Dad and I spent Memorial Day talking about his military career. He mentioned that he was drafted in the Army in 1942 when he was 24 years old. Started me looking for records online and found him in this great database a little while ago.

Title: World War II Electronic Army Serial Number Merged File, 6/1/2002 – 9/30/2002
Creator:National Archives and Records Administration. Office of Records Services – Washington, D.C. Modern Records Programs. Electronic and Special Media Records Services Division.

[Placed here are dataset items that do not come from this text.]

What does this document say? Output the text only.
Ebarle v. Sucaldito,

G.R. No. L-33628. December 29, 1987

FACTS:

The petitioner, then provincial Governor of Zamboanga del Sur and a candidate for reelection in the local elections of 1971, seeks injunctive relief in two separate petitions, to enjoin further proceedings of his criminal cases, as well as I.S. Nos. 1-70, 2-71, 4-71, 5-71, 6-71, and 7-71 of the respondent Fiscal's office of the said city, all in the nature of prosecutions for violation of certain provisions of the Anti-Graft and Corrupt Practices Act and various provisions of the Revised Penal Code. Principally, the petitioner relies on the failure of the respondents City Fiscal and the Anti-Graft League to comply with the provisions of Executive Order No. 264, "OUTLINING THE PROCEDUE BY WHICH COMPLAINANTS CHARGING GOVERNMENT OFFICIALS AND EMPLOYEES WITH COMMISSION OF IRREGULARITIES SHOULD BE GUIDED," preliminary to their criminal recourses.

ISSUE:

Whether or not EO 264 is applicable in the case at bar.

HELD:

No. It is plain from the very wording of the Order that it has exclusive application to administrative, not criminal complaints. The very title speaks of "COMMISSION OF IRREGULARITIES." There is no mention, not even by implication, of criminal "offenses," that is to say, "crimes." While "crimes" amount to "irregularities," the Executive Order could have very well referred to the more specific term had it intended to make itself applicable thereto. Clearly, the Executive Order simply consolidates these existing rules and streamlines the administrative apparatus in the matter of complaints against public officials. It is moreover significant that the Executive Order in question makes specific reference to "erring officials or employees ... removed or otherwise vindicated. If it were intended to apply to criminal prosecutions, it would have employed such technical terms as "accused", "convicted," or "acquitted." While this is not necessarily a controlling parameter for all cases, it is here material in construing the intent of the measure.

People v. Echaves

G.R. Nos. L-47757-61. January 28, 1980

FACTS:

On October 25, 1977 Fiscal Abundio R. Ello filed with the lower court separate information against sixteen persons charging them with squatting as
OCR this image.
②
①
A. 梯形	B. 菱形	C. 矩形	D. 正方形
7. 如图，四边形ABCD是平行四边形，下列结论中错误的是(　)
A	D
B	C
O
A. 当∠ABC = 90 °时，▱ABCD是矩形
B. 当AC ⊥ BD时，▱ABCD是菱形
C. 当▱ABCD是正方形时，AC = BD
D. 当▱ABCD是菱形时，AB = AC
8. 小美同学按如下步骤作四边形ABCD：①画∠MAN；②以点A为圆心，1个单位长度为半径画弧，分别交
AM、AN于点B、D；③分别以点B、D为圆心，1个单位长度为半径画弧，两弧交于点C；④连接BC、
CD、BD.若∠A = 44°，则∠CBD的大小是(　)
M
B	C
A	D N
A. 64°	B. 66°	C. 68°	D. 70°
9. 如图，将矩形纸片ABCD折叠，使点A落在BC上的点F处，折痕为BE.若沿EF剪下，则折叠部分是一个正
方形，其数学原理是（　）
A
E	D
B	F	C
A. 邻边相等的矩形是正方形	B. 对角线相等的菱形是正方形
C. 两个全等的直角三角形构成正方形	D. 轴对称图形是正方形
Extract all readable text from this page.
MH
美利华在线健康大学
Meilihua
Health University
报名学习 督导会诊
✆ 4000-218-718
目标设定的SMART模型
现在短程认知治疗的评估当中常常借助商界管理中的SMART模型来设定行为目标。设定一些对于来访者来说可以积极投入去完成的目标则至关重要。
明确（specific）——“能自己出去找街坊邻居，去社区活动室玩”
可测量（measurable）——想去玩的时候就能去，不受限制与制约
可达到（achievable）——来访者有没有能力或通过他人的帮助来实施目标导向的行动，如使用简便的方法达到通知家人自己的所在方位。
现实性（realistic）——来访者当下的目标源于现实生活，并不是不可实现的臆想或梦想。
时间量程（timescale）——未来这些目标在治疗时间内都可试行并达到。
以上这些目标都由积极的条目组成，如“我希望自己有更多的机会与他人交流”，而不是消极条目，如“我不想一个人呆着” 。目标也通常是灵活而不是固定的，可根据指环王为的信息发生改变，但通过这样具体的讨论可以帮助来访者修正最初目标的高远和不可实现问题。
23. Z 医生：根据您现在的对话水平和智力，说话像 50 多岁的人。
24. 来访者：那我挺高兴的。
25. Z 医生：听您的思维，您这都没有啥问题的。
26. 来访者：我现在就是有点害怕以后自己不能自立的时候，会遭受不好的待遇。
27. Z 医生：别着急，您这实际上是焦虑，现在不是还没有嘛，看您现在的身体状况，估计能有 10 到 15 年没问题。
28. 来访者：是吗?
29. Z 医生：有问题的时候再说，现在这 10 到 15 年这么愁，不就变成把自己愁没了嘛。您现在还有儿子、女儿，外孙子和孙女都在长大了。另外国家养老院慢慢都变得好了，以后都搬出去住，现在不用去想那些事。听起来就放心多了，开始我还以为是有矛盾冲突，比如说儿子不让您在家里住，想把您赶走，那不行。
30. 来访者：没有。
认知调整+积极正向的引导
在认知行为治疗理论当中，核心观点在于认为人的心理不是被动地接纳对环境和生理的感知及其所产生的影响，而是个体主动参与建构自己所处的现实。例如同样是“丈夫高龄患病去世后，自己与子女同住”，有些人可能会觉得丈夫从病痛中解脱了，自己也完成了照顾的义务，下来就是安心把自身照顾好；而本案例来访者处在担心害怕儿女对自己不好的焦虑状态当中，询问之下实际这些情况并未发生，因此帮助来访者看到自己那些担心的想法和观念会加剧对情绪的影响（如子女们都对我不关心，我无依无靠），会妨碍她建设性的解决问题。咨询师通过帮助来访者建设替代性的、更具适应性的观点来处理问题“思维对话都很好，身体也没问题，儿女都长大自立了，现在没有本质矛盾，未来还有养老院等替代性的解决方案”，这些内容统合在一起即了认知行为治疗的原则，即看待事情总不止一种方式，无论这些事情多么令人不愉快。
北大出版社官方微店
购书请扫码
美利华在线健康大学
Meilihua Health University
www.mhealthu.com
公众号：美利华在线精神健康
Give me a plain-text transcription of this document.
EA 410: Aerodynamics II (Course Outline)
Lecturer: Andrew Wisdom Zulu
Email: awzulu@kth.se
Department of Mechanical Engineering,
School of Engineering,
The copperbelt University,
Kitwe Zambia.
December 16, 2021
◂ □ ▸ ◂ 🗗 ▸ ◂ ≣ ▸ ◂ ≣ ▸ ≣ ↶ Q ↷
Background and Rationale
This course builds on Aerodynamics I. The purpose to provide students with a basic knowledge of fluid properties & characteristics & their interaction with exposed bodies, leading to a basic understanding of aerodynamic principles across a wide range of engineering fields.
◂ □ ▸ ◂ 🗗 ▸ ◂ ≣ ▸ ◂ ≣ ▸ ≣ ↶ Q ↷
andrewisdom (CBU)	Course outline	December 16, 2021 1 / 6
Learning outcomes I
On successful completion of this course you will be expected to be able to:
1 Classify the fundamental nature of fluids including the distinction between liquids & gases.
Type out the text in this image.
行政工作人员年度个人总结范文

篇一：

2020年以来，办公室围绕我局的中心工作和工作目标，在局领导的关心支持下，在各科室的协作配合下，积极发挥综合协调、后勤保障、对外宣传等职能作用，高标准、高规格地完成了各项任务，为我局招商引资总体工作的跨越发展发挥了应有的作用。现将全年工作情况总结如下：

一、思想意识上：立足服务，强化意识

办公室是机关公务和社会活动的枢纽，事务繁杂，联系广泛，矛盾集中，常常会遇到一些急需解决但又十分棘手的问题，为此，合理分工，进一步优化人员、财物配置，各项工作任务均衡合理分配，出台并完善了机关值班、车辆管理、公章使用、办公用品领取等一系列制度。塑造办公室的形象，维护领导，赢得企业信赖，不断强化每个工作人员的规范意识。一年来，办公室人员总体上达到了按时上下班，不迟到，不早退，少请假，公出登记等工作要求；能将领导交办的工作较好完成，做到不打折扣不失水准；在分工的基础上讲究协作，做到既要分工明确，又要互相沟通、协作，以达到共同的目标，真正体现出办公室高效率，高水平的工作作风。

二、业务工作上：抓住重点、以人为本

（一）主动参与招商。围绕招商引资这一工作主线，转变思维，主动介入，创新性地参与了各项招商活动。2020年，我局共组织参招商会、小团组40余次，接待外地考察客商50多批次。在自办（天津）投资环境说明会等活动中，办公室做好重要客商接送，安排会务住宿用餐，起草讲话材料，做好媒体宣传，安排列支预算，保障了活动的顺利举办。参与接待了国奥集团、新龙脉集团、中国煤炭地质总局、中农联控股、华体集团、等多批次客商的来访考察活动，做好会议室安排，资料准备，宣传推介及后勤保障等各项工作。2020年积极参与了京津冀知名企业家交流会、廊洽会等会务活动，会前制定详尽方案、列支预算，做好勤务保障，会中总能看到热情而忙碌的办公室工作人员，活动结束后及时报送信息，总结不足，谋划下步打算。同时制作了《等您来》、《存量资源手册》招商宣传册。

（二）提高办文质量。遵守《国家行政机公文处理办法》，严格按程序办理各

Level of Description: Series from Record Group 64: Records of the National Archives and Records Administration

Series: World War II Electronic Army Serial Number Merged File
This series has records on about nine million men and women who enlisted during World War II in the United States Army, including Army Reserves and the Women’s Army Auxiliary Corps. NARA scanned War Department microfilmed punch cards on enlistments to support the reconstruction of the military personnel records at its National Personnel Record Center. Because of the microfilm’s poor condition, approximately 1.5 million records could not be scanned. Also, the file has no records for Army officers, members of other services or enlistments for other time periods. In general, each record has the serial number of a soldier, person’s name, state and county of residence, place of enlistment, date of enlistment, grade, branch, term of enlistment, place of birth, year of birth, race, education, civilian occupation, marital status, and component. These records present unique searching challenges.